Some motorcycle cleaners don’t require scrubbing. Spray them on and let them sit for a while before you rinse. This part is easy if you have the right cleaner, but you don’t feel ambitious. Use a sponge to clean your bike if you don’t have that type of cleaner. Always work from the top, starting with the dirtiest areas. You’ll typically want to begin with easily scratched surfaces. To keep your sponge clean and free of debris, rinse it often. Consider getting a second bucket if you use a bucket to wash your suds.

Step 4: Reach hard-to-reach areas

Brushes can be used to clean those difficult areas or to scrub extra hard-to-reach places. For sensitive parts of your engine, you can use a simple paintbrush like the one you would use to paint your home. Stiff brushes are more effective for removing grime from your tires and wheels.

Step 5: Rinse

Start at the top and give your bike a good rinse using a low-pressure setting. Don’t hesitate to increase the pressure on less sensitive areas.

Step 6: Dry

To dry your bike, use a microfiber cloth or a chamois. Begin with the painted surface of the gas tank and work your way up to the engine, seat, wheels, exhaust, and engine. To avoid removing dirt and dust, make sure to change your cloth often. If it is available, a chamois can be used for the first pass. It absorbs water and then quickly wrings out for the second pass.
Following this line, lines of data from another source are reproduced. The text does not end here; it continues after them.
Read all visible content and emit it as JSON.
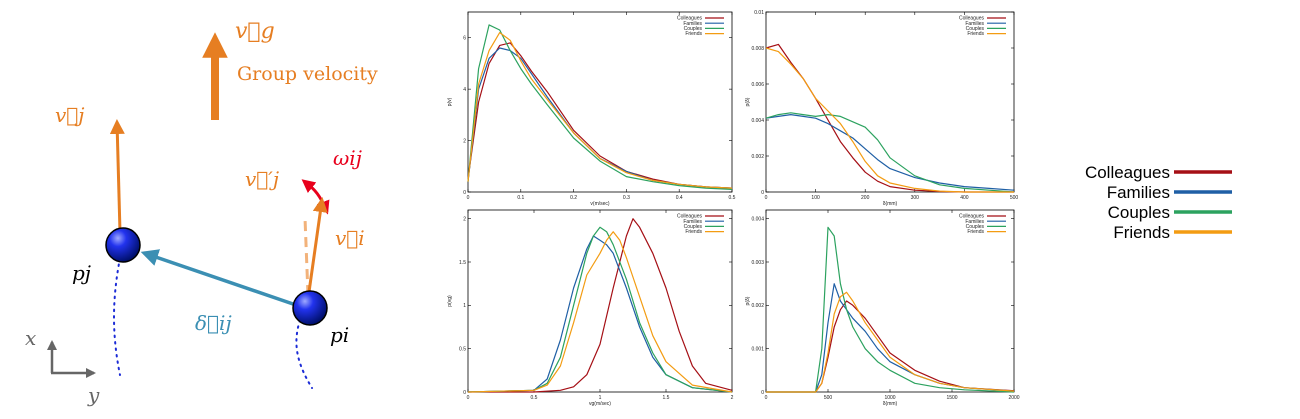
{
  "diagram": {
    "group_velocity_symbol": "v⃗g",
    "group_velocity_label": "Group velocity",
    "vj_label": "v⃗j",
    "vj_prime_label": "v⃗′j",
    "omega_label": "ωij",
    "vi_label": "v⃗i",
    "pj_label": "pj",
    "pi_label": "pi",
    "delta_label": "δ⃗ij",
    "axis_x_label": "x",
    "axis_y_label": "y",
    "colors": {
      "velocity": "#e67e22",
      "omega": "#e8001c",
      "delta": "#3b8fb3",
      "axes": "#666666",
      "trajectory": "#1b2bd6"
    }
  },
  "legend": {
    "entries": [
      {
        "name": "Colleagues",
        "color": "#a50f15"
      },
      {
        "name": "Families",
        "color": "#1f5fa5"
      },
      {
        "name": "Couples",
        "color": "#2ca25f"
      },
      {
        "name": "Friends",
        "color": "#f39c12"
      }
    ]
  },
  "chart_data": [
    {
      "type": "line",
      "xlabel": "v(m/sec)",
      "ylabel": "p(v)",
      "xlim": [
        0,
        0.5
      ],
      "ylim": [
        0,
        7
      ],
      "xticks": [
        0,
        0.1,
        0.2,
        0.3,
        0.4,
        0.5
      ],
      "xtick_labels": [
        "0",
        "0.1",
        "0.2",
        "0.3",
        "0.4",
        "0.5"
      ],
      "yticks": [
        0,
        2,
        4,
        6
      ],
      "ytick_labels": [
        "0",
        "2",
        "4",
        "6"
      ],
      "legend": [
        "Colleagues",
        "Families",
        "Couples",
        "Friends"
      ],
      "series": [
        {
          "name": "Colleagues",
          "x": [
            0,
            0.02,
            0.04,
            0.06,
            0.08,
            0.1,
            0.12,
            0.15,
            0.2,
            0.25,
            0.3,
            0.35,
            0.4,
            0.45,
            0.5
          ],
          "y": [
            0.5,
            3.5,
            5.0,
            5.7,
            5.8,
            5.3,
            4.7,
            3.9,
            2.4,
            1.4,
            0.8,
            0.5,
            0.3,
            0.2,
            0.15
          ]
        },
        {
          "name": "Families",
          "x": [
            0,
            0.02,
            0.04,
            0.06,
            0.08,
            0.1,
            0.12,
            0.15,
            0.2,
            0.25,
            0.3,
            0.35,
            0.4,
            0.45,
            0.5
          ],
          "y": [
            0.4,
            4.0,
            5.2,
            5.6,
            5.5,
            5.2,
            4.6,
            3.7,
            2.3,
            1.3,
            0.8,
            0.45,
            0.3,
            0.2,
            0.15
          ]
        },
        {
          "name": "Couples",
          "x": [
            0,
            0.02,
            0.04,
            0.06,
            0.08,
            0.1,
            0.12,
            0.15,
            0.2,
            0.25,
            0.3,
            0.35,
            0.4,
            0.45,
            0.5
          ],
          "y": [
            0.4,
            4.8,
            6.5,
            6.3,
            5.5,
            4.8,
            4.2,
            3.4,
            2.1,
            1.2,
            0.6,
            0.4,
            0.25,
            0.15,
            0.1
          ]
        },
        {
          "name": "Friends",
          "x": [
            0,
            0.02,
            0.04,
            0.06,
            0.08,
            0.1,
            0.12,
            0.15,
            0.2,
            0.25,
            0.3,
            0.35,
            0.4,
            0.45,
            0.5
          ],
          "y": [
            0.4,
            4.2,
            5.5,
            6.2,
            5.9,
            5.1,
            4.4,
            3.6,
            2.3,
            1.3,
            0.75,
            0.45,
            0.3,
            0.2,
            0.15
          ]
        }
      ]
    },
    {
      "type": "line",
      "xlabel": "δ(mm)",
      "ylabel": "p(δ)",
      "xlim": [
        0,
        500
      ],
      "ylim": [
        0,
        0.01
      ],
      "xticks": [
        0,
        100,
        200,
        300,
        400,
        500
      ],
      "xtick_labels": [
        "0",
        "100",
        "200",
        "300",
        "400",
        "500"
      ],
      "yticks": [
        0,
        0.002,
        0.004,
        0.006,
        0.008,
        0.01
      ],
      "ytick_labels": [
        "0",
        "0.002",
        "0.004",
        "0.006",
        "0.008",
        "0.01"
      ],
      "legend": [
        "Colleagues",
        "Families",
        "Couples",
        "Friends"
      ],
      "series": [
        {
          "name": "Colleagues",
          "x": [
            0,
            25,
            50,
            75,
            100,
            125,
            150,
            175,
            200,
            225,
            250,
            300,
            350,
            400,
            450,
            500
          ],
          "y": [
            0.008,
            0.0082,
            0.0072,
            0.0063,
            0.0052,
            0.004,
            0.0028,
            0.0019,
            0.0011,
            0.0006,
            0.0003,
            0.0001,
            3e-05,
            0,
            0,
            0
          ]
        },
        {
          "name": "Families",
          "x": [
            0,
            25,
            50,
            75,
            100,
            125,
            150,
            175,
            200,
            225,
            250,
            300,
            350,
            400,
            450,
            500
          ],
          "y": [
            0.0041,
            0.0042,
            0.0043,
            0.0042,
            0.0041,
            0.0038,
            0.0034,
            0.003,
            0.0024,
            0.0018,
            0.0013,
            0.0008,
            0.0005,
            0.0003,
            0.0002,
            0.0001
          ]
        },
        {
          "name": "Couples",
          "x": [
            0,
            25,
            50,
            75,
            100,
            125,
            150,
            175,
            200,
            225,
            250,
            300,
            350,
            400,
            450,
            500
          ],
          "y": [
            0.0041,
            0.0043,
            0.0044,
            0.0043,
            0.0042,
            0.0043,
            0.0042,
            0.0039,
            0.0036,
            0.0029,
            0.0019,
            0.0009,
            0.0004,
            0.0002,
            0.0001,
            0
          ]
        },
        {
          "name": "Friends",
          "x": [
            0,
            25,
            50,
            75,
            100,
            125,
            150,
            175,
            200,
            225,
            250,
            300,
            350,
            400,
            450,
            500
          ],
          "y": [
            0.008,
            0.0078,
            0.0071,
            0.0063,
            0.0052,
            0.0045,
            0.0038,
            0.0028,
            0.0017,
            0.0009,
            0.0005,
            0.0002,
            5e-05,
            0,
            0,
            0
          ]
        }
      ]
    },
    {
      "type": "line",
      "xlabel": "vg(m/sec)",
      "ylabel": "p(vg)",
      "xlim": [
        0,
        2
      ],
      "ylim": [
        0,
        2.1
      ],
      "xticks": [
        0,
        0.5,
        1,
        1.5,
        2
      ],
      "xtick_labels": [
        "0",
        "0.5",
        "1",
        "1.5",
        "2"
      ],
      "yticks": [
        0,
        0.5,
        1,
        1.5,
        2
      ],
      "ytick_labels": [
        "0",
        "0.5",
        "1",
        "1.5",
        "2"
      ],
      "legend": [
        "Colleagues",
        "Families",
        "Couples",
        "Friends"
      ],
      "series": [
        {
          "name": "Colleagues",
          "x": [
            0,
            0.5,
            0.7,
            0.8,
            0.9,
            1.0,
            1.1,
            1.2,
            1.25,
            1.3,
            1.4,
            1.5,
            1.6,
            1.7,
            1.8,
            2.0
          ],
          "y": [
            0,
            0,
            0.02,
            0.06,
            0.2,
            0.55,
            1.2,
            1.8,
            2.0,
            1.9,
            1.6,
            1.2,
            0.7,
            0.3,
            0.1,
            0.02
          ]
        },
        {
          "name": "Families",
          "x": [
            0,
            0.5,
            0.6,
            0.7,
            0.8,
            0.9,
            0.95,
            1.0,
            1.05,
            1.1,
            1.2,
            1.3,
            1.4,
            1.5,
            1.7,
            2.0
          ],
          "y": [
            0,
            0.02,
            0.15,
            0.6,
            1.2,
            1.65,
            1.8,
            1.75,
            1.7,
            1.6,
            1.2,
            0.75,
            0.4,
            0.2,
            0.05,
            0
          ]
        },
        {
          "name": "Couples",
          "x": [
            0,
            0.5,
            0.6,
            0.7,
            0.8,
            0.9,
            0.95,
            1.0,
            1.05,
            1.1,
            1.2,
            1.3,
            1.4,
            1.5,
            1.7,
            2.0
          ],
          "y": [
            0,
            0.02,
            0.1,
            0.4,
            1.0,
            1.6,
            1.8,
            1.9,
            1.85,
            1.7,
            1.3,
            0.8,
            0.45,
            0.2,
            0.05,
            0
          ]
        },
        {
          "name": "Friends",
          "x": [
            0,
            0.5,
            0.6,
            0.7,
            0.8,
            0.9,
            1.0,
            1.05,
            1.1,
            1.15,
            1.2,
            1.3,
            1.4,
            1.5,
            1.7,
            2.0
          ],
          "y": [
            0,
            0.02,
            0.08,
            0.3,
            0.8,
            1.35,
            1.6,
            1.75,
            1.85,
            1.75,
            1.55,
            1.1,
            0.65,
            0.35,
            0.08,
            0
          ]
        }
      ]
    },
    {
      "type": "line",
      "xlabel": "δ(mm)",
      "ylabel": "p(δ)",
      "xlim": [
        0,
        2000
      ],
      "ylim": [
        0,
        0.0042
      ],
      "xticks": [
        0,
        500,
        1000,
        1500,
        2000
      ],
      "xtick_labels": [
        "0",
        "500",
        "1000",
        "1500",
        "2000"
      ],
      "yticks": [
        0,
        0.001,
        0.002,
        0.003,
        0.004
      ],
      "ytick_labels": [
        "0",
        "0.001",
        "0.002",
        "0.003",
        "0.004"
      ],
      "legend": [
        "Colleagues",
        "Families",
        "Couples",
        "Friends"
      ],
      "series": [
        {
          "name": "Colleagues",
          "x": [
            0,
            400,
            450,
            500,
            550,
            600,
            650,
            700,
            800,
            900,
            1000,
            1200,
            1400,
            1600,
            2000
          ],
          "y": [
            0,
            0,
            0.0002,
            0.0008,
            0.0015,
            0.0019,
            0.0021,
            0.002,
            0.0017,
            0.0013,
            0.0009,
            0.0005,
            0.00025,
            0.0001,
            3e-05
          ]
        },
        {
          "name": "Families",
          "x": [
            0,
            400,
            450,
            500,
            550,
            600,
            650,
            700,
            800,
            900,
            1000,
            1200,
            1400,
            1600,
            2000
          ],
          "y": [
            0,
            0,
            0.0004,
            0.0016,
            0.0025,
            0.0021,
            0.0019,
            0.0017,
            0.0014,
            0.001,
            0.0007,
            0.0004,
            0.0002,
            0.0001,
            2e-05
          ]
        },
        {
          "name": "Couples",
          "x": [
            0,
            400,
            450,
            500,
            550,
            600,
            650,
            700,
            800,
            900,
            1000,
            1200,
            1400,
            1600,
            2000
          ],
          "y": [
            0,
            0,
            0.001,
            0.0038,
            0.0036,
            0.0025,
            0.0019,
            0.0015,
            0.001,
            0.0007,
            0.0005,
            0.0002,
            0.0001,
            5e-05,
            0
          ]
        },
        {
          "name": "Friends",
          "x": [
            0,
            400,
            450,
            500,
            550,
            600,
            650,
            700,
            800,
            900,
            1000,
            1200,
            1400,
            1600,
            2000
          ],
          "y": [
            0,
            0,
            0.0002,
            0.0009,
            0.0018,
            0.0022,
            0.0023,
            0.0021,
            0.0016,
            0.0012,
            0.0008,
            0.0004,
            0.0002,
            0.0001,
            2e-05
          ]
        }
      ]
    }
  ]
}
Step 7: Re-Lube your Chain

The job of a motorcycle cleaner is to remove grease and grime. But there’s one area on your bike that you want the grease to stick: the chain. After drying your bike, apply lubricant all around the chain.

Step 8: Take a ride

After it has dried completely, you can take the ragout from the exhaust and ride your bike to rid it of any water that may have accumulated in places it shouldn’t. Remember that wet brakes can take time to dry and feel normal. Start slowly before moving onto the highway.